Loose Ends (103)

So the Federal government ran a fake university, the University of Farmington, that charged students tuition for the purpose of entrapping aliens abusing student visas. But this part of the Washington Post story is worth a pause:

But Rahul Reddy, a Texas attorney involved with these students’ cases, told the Detroit News that U.S. officials running the fake University of Farmington operation preyed upon unsuspecting students. “They should not punish these people who were lured into a trap,” Reddy said.

Just how do we tell the difference between a “fake” university preying upon unsuspecting students and a “real” university (say Evergreen State or Oberlin , for example) that preys on unsuspecting students and delivers a useless or fraudulent education? Talk about entrapment!

Speaking of the Washington Post, just what will Max Boot do when Trump is no longer president? I suspect he’ll end up on a street corner somewhere, fedora firmly in place, mumbling about Russian collusion till the end of his days.

Speaking of Russian collusion, I wonder whether any of the usual people on the left will pick up on the evidence of the massive Russian propaganda campaign to hobble fracking for oil and natural gas in Britain and elsewhere? Here’s the heart of a new story by Matt Ridley in The Critic in the UK:

The Russians also lobbied behind the scenes against shale gas, worried about losing their grip on the world’s gas supplies. Unlike most conspiracy theories about Russian meddling in Western politics, this one is out there in plain sight.

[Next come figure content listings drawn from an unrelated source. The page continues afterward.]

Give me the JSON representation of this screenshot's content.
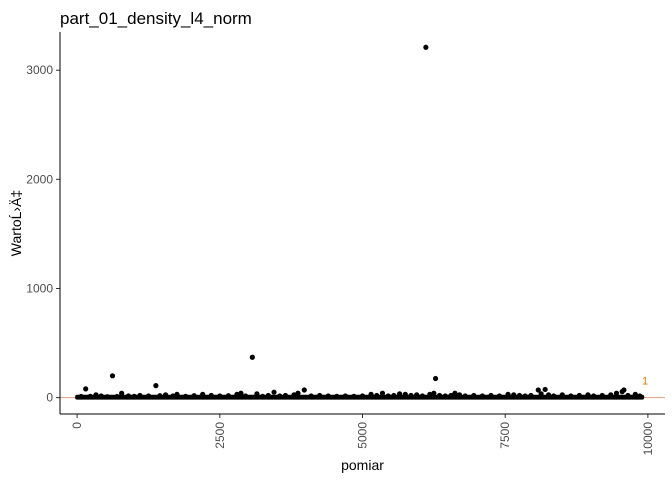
{
  "chart_data": {
    "type": "scatter",
    "title": "part_01_density_l4_norm",
    "xlabel": "pomiar",
    "ylabel": "WartoĹ›Ä‡",
    "xlim": [
      -300,
      10300
    ],
    "ylim": [
      -150,
      3350
    ],
    "x_ticks": [
      0,
      2500,
      5000,
      7500,
      10000
    ],
    "x_tick_labels": [
      "0",
      "2500",
      "5000",
      "7500",
      "10000"
    ],
    "y_ticks": [
      0,
      1000,
      2000,
      3000
    ],
    "y_tick_labels": [
      "0",
      "1000",
      "2000",
      "3000"
    ],
    "grid": false,
    "reference_line": {
      "y": 0,
      "color": "#e8a07a"
    },
    "point_color": "#000000",
    "baseline_band": {
      "x_start": 0,
      "x_end": 9900,
      "y_low": 0,
      "y_high": 8
    },
    "points": [
      {
        "x": 70,
        "y": 10
      },
      {
        "x": 150,
        "y": 80
      },
      {
        "x": 230,
        "y": 12
      },
      {
        "x": 330,
        "y": 25
      },
      {
        "x": 420,
        "y": 15
      },
      {
        "x": 530,
        "y": 8
      },
      {
        "x": 620,
        "y": 200
      },
      {
        "x": 700,
        "y": 10
      },
      {
        "x": 780,
        "y": 40
      },
      {
        "x": 900,
        "y": 15
      },
      {
        "x": 1000,
        "y": 12
      },
      {
        "x": 1100,
        "y": 20
      },
      {
        "x": 1250,
        "y": 15
      },
      {
        "x": 1380,
        "y": 110
      },
      {
        "x": 1450,
        "y": 18
      },
      {
        "x": 1550,
        "y": 25
      },
      {
        "x": 1680,
        "y": 15
      },
      {
        "x": 1750,
        "y": 30
      },
      {
        "x": 1900,
        "y": 12
      },
      {
        "x": 2050,
        "y": 18
      },
      {
        "x": 2200,
        "y": 30
      },
      {
        "x": 2350,
        "y": 20
      },
      {
        "x": 2500,
        "y": 15
      },
      {
        "x": 2650,
        "y": 18
      },
      {
        "x": 2800,
        "y": 30
      },
      {
        "x": 2870,
        "y": 40
      },
      {
        "x": 2950,
        "y": 15
      },
      {
        "x": 3070,
        "y": 370
      },
      {
        "x": 3150,
        "y": 35
      },
      {
        "x": 3250,
        "y": 12
      },
      {
        "x": 3350,
        "y": 20
      },
      {
        "x": 3450,
        "y": 50
      },
      {
        "x": 3550,
        "y": 15
      },
      {
        "x": 3650,
        "y": 20
      },
      {
        "x": 3800,
        "y": 25
      },
      {
        "x": 3870,
        "y": 40
      },
      {
        "x": 3980,
        "y": 70
      },
      {
        "x": 4100,
        "y": 15
      },
      {
        "x": 4250,
        "y": 20
      },
      {
        "x": 4400,
        "y": 15
      },
      {
        "x": 4550,
        "y": 12
      },
      {
        "x": 4700,
        "y": 15
      },
      {
        "x": 4850,
        "y": 12
      },
      {
        "x": 5000,
        "y": 15
      },
      {
        "x": 5150,
        "y": 30
      },
      {
        "x": 5250,
        "y": 20
      },
      {
        "x": 5350,
        "y": 40
      },
      {
        "x": 5450,
        "y": 15
      },
      {
        "x": 5550,
        "y": 20
      },
      {
        "x": 5650,
        "y": 35
      },
      {
        "x": 5750,
        "y": 30
      },
      {
        "x": 5850,
        "y": 20
      },
      {
        "x": 5950,
        "y": 25
      },
      {
        "x": 6050,
        "y": 15
      },
      {
        "x": 6110,
        "y": 3210
      },
      {
        "x": 6180,
        "y": 30
      },
      {
        "x": 6250,
        "y": 40
      },
      {
        "x": 6280,
        "y": 175
      },
      {
        "x": 6350,
        "y": 20
      },
      {
        "x": 6450,
        "y": 15
      },
      {
        "x": 6550,
        "y": 20
      },
      {
        "x": 6620,
        "y": 40
      },
      {
        "x": 6700,
        "y": 25
      },
      {
        "x": 6800,
        "y": 15
      },
      {
        "x": 6950,
        "y": 20
      },
      {
        "x": 7100,
        "y": 15
      },
      {
        "x": 7250,
        "y": 20
      },
      {
        "x": 7400,
        "y": 15
      },
      {
        "x": 7550,
        "y": 30
      },
      {
        "x": 7650,
        "y": 25
      },
      {
        "x": 7750,
        "y": 20
      },
      {
        "x": 7850,
        "y": 15
      },
      {
        "x": 7950,
        "y": 20
      },
      {
        "x": 8080,
        "y": 70
      },
      {
        "x": 8130,
        "y": 35
      },
      {
        "x": 8200,
        "y": 75
      },
      {
        "x": 8260,
        "y": 25
      },
      {
        "x": 8350,
        "y": 15
      },
      {
        "x": 8500,
        "y": 25
      },
      {
        "x": 8650,
        "y": 15
      },
      {
        "x": 8800,
        "y": 20
      },
      {
        "x": 8950,
        "y": 25
      },
      {
        "x": 9050,
        "y": 15
      },
      {
        "x": 9200,
        "y": 20
      },
      {
        "x": 9350,
        "y": 25
      },
      {
        "x": 9450,
        "y": 40
      },
      {
        "x": 9550,
        "y": 55
      },
      {
        "x": 9580,
        "y": 70
      },
      {
        "x": 9650,
        "y": 20
      },
      {
        "x": 9780,
        "y": 30
      },
      {
        "x": 9860,
        "y": 15
      }
    ],
    "annotations": [
      {
        "text": "1",
        "x": 9950,
        "y": 120
      }
    ]
  }
}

The head of Nato, Anders Fogh Rasmussen, said the Russians, as part of a sophisticated disinformation operation, “engaged actively with so-called non-governmental organisations — environmental organisations working against shale gas — to maintain Europe’s dependence on imported Russian gas”.

The Centre for European Studies found that the Russian government has invested $95 million in NGOs campaigning against shale gas. Russia Today television ran endless anti-fracking stories, including one that “frackers are the moral equivalent of paedophiles”. The US Director of National Intelligence stated that “RT runs anti-fracking programming … reflective of the Russian Government’s concern about the impact of fracking and US natural gas production on the global energy market and the potential challenges to Gazprom’s profitability.” . .

And speaking of Britain, John noted here a couple days ago that the polls show the Conservative Party with a substantial lead in the run-up to next month’s election, but one factor to be kept in mind is that the Tories, who haven’t exactly distinguished themselves in office the last couple years, get to run against Jeremy Corbyn, arguably the most radical major party leader in the history of any modern industrial democracy in the postwar era.

Corbyn appeared last week on one of the leading political talk shows, and by all accounts bombed worse Ted Kennedy with Roger Mudd in 1979. Here’s part of the account that appears at Spiked under the title “Jeremy Corbyn just gave the worst political performance of modern times.”

It was terrible from beginning to end. Corbyn fluffed every single issue. Four times he was given an opportunity to apologise to Jews and he refused. He was asked if saying that ‘Rothschild Zionists control world affairs’ is anti-Semitic and he couldn’t bring himself to say it was. For crying out loud. It was unacceptable, he said. Eventually, when pressed, he said it was an anti-Semitic trope. So why hasn’t the Labour member who uttered those very words been suspended, Neil asked? Oof. And again from Corbyn, just boredom. Irritation. He looked like a man being bothered by flies rather than a man being asked why a significant majority of Jews think he’s a racist. . .

He wouldn’t even say whether he would kill an ISIS leader. Neil gave him the scenario. The military has its eyes on an ISIS leader, that ISIS leader is plotting terrorist attacks in the UK, and you are given the option as PM to kill him – yes or no? Corbyn’s response was as predictable as it was yellow-bellied. Can’t we arrest him, he said? Of course, Jeremy – maybe we should send the Old Bill over to Syria to put him in handcuffs? The idiocy of it. Corbyn is so lacking in principle, in basic decisiveness, that he won’t even commit to killing the leader of the closest thing to religious fascism that exists in the world right now. So much for his anti-fascism. . .

He can’t answer basic economic questions, he won’t take a stand on the biggest issue of the day (Brexit), and he won’t even drop a bomb on a mass-murdering, woman-enslaving, child-killing religious lunatic. Most strikingly of all, Corbyn looked like he just didn’t want to be there. Which is one thing he has in common with the rest of the country: we don’t want him to be there, either.

Corbyn’s unelectability ought to be an object lesson for Democrats here. But probably won’t be.